Now, to his credit he appears to know his history, and is able to argue against the Ammonite claim that Israel took anything from them. Bandit or not, he is leading Israel in this fight, and God uses him to smite the Ammonites, delivering the people of Israel from oppression as he promised. So Jephthah is now the ruler of Israel, as he was promised and God allowed to happen. But God did not choose this leader for them, they selected him themselves. They have gotten a leader after their own hearts.

Let’s deal with Jephthah’s stupid vow. Before the battle, the one God had already promised victory in, Jephthah makes a conditional vow. He tells God he will sacrifice whatever comes out of his house to greet him, if God will give him the victory. Jephthah is making a Canaanite style deal with God, manipulating God into doing what he wants in exchange for something. I’ve often heard this story told with the assumption Jephthah thought something worthless would come out of his house to greet him. I don’t think so. Canaanite worship involved a great deal of human sacrifice, and I think Jephthah knew what he was promising. He just thought that was how the God of Israel worked. After all, that was how all the other gods worked.

That he actually carries out his vow to sacrifice his daughter as a burnt offering demonstrates how little he understood the God of Israel. Deuteronomy 12 and 18 and Leviticus 18 leave no doubt that human sacrifice is utterly unacceptable to God. Leviticus 27 even gives a value equivalence table for dedicating people to God. There have been a quite a few attempts to explain away the unpleasantness of this incident by saying Jephthah merely dedicated his daughter to God’s service, which would forbid her to marry, but I think this basically ignores the text in favor of good feelings. The story tells us Jephthah sacrificed his daughter as a burnt offering to the God of Israel, despite the fact that this is utterly contrary to the nature and desire of the God of Israel. The point isn’t that Jephthah was righteous by keeping his vow, it’s that Israel had gone so far off track they don’t know how to worship their own God.

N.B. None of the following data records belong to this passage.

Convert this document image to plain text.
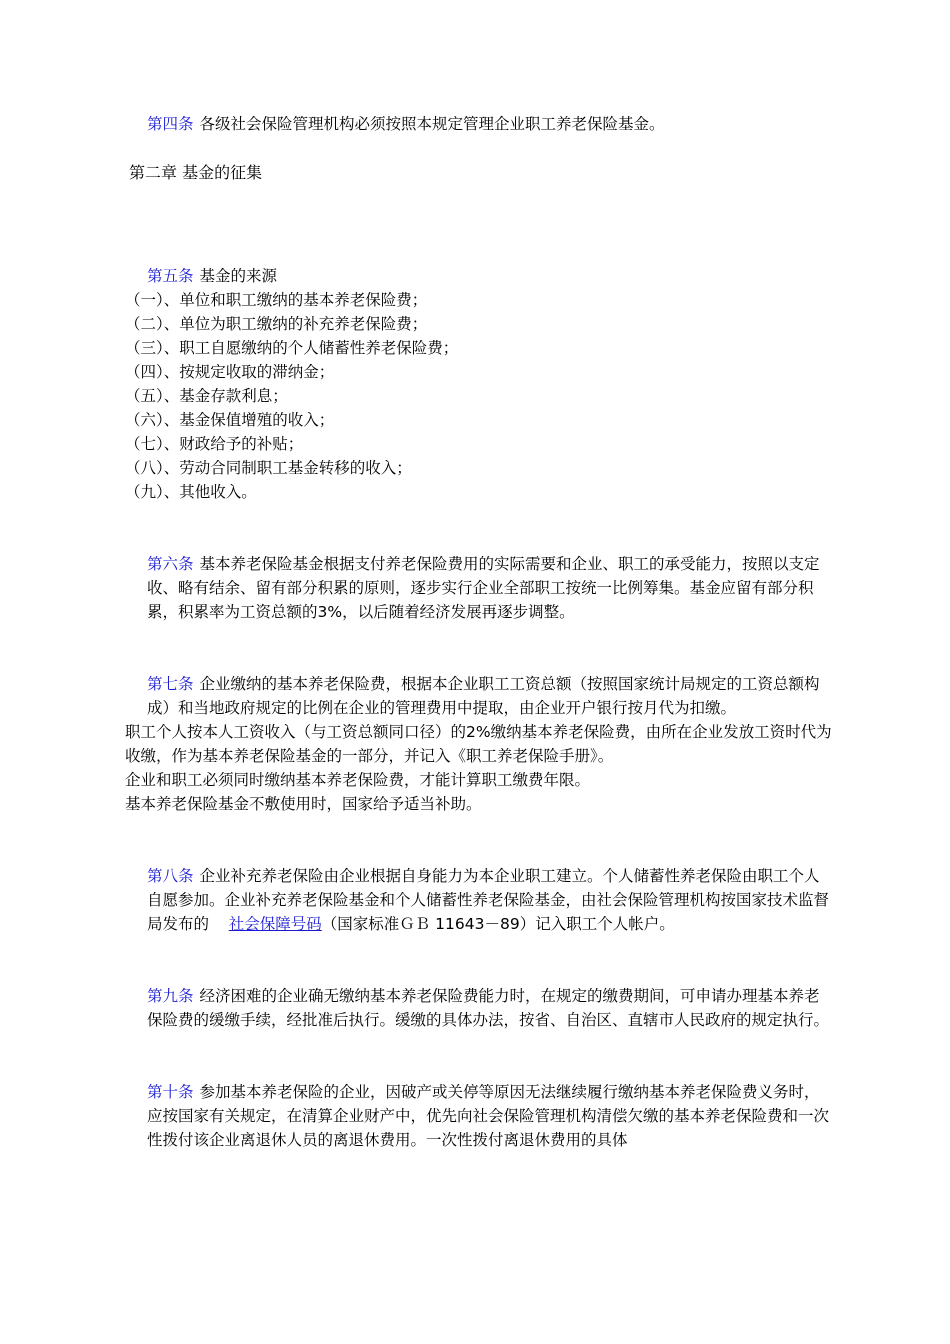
第二章 基金的征集

第四条 各级社会保险管理机构必须按照本规定管理企业职工养老保险基金。

第五条 基金的来源

（一）、单位和职工缴纳的基本养老保险费；

（二）、单位为职工缴纳的补充养老保险费；

（三）、职工自愿缴纳的个人储蓄性养老保险费；

（四）、按规定收取的滞纳金；

（五）、基金存款利息；

（六）、基金保值增殖的收入；

（七）、财政给予的补贴；

（八）、劳动合同制职工基金转移的收入；

（九）、其他收入。

第六条 基本养老保险基金根据支付养老保险费用的实际需要和企业、职工的承受能力，按照以支定收、略有结余、留有部分积累的原则，逐步实行企业全部职工按统一比例筹集。基金应留有部分积累，积累率为工资总额的3%，以后随着经济发展再逐步调整。

第七条 企业缴纳的基本养老保险费，根据本企业职工工资总额（按照国家统计局规定的工资总额构成）和当地政府规定的比例在企业的管理费用中提取，由企业开户银行按月代为扣缴。

职工个人按本人工资收入（与工资总额同口径）的2%缴纳基本养老保险费，由所在企业发放工资时代为收缴，作为基本养老保险基金的一部分，并记入《职工养老保险手册》。

企业和职工必须同时缴纳基本养老保险费，才能计算职工缴费年限。

基本养老保险基金不敷使用时，国家给予适当补助。

第八条 企业补充养老保险由企业根据自身能力为本企业职工建立。个人储蓄性养老保险由职工个人自愿参加。企业补充养老保险基金和个人储蓄性养老保险基金，由社会保险管理机构按国家技术监督局发布的 社会保障号码（国家标准ＧＢ 11643－89）记入职工个人帐户。

第九条 经济困难的企业确无缴纳基本养老保险费能力时，在规定的缴费期间，可申请办理基本养老保险费的缓缴手续，经批准后执行。缓缴的具体办法，按省、自治区、直辖市人民政府的规定执行。

第十条 参加基本养老保险的企业，因破产或关停等原因无法继续履行缴纳基本养老保险费义务时，应按国家有关规定，在清算企业财产中，优先向社会保险管理机构清偿欠缴的基本养老保险费和一次性拨付该企业离退休人员的离退休费用。一次性拨付离退休费用的具体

The rest of the story of Jephthah continues the point of the author of Judges that the nation is falling apart. Just like Gideon, Jephthah gets into a spat with the tribe of Ephraim. But unlike Gideon, Jephthah is no diplomat, and his response leads to war. Jephthah wins out in the conflict by capturing the ford of the Jordan, where he uses an accent difference to identify people of Ephraim, who he then has killed as part of a mass slaughter of 42,000 people.

The stories the author of Judges has assembled are revealing a picture of a people who have fallen apart politically, lost even the most basic tenants of correct worship, and who continue to choose rotten leaders for themselves. Jephthah’s time as a judge sees Israel’s tribes killing one another and their leader engaging in practices that God detests, thinking he is doing the only thing he can. One might think the story has hit bottom. But not quite. For that we have to move on to the last judge of Israel in this book- Samson.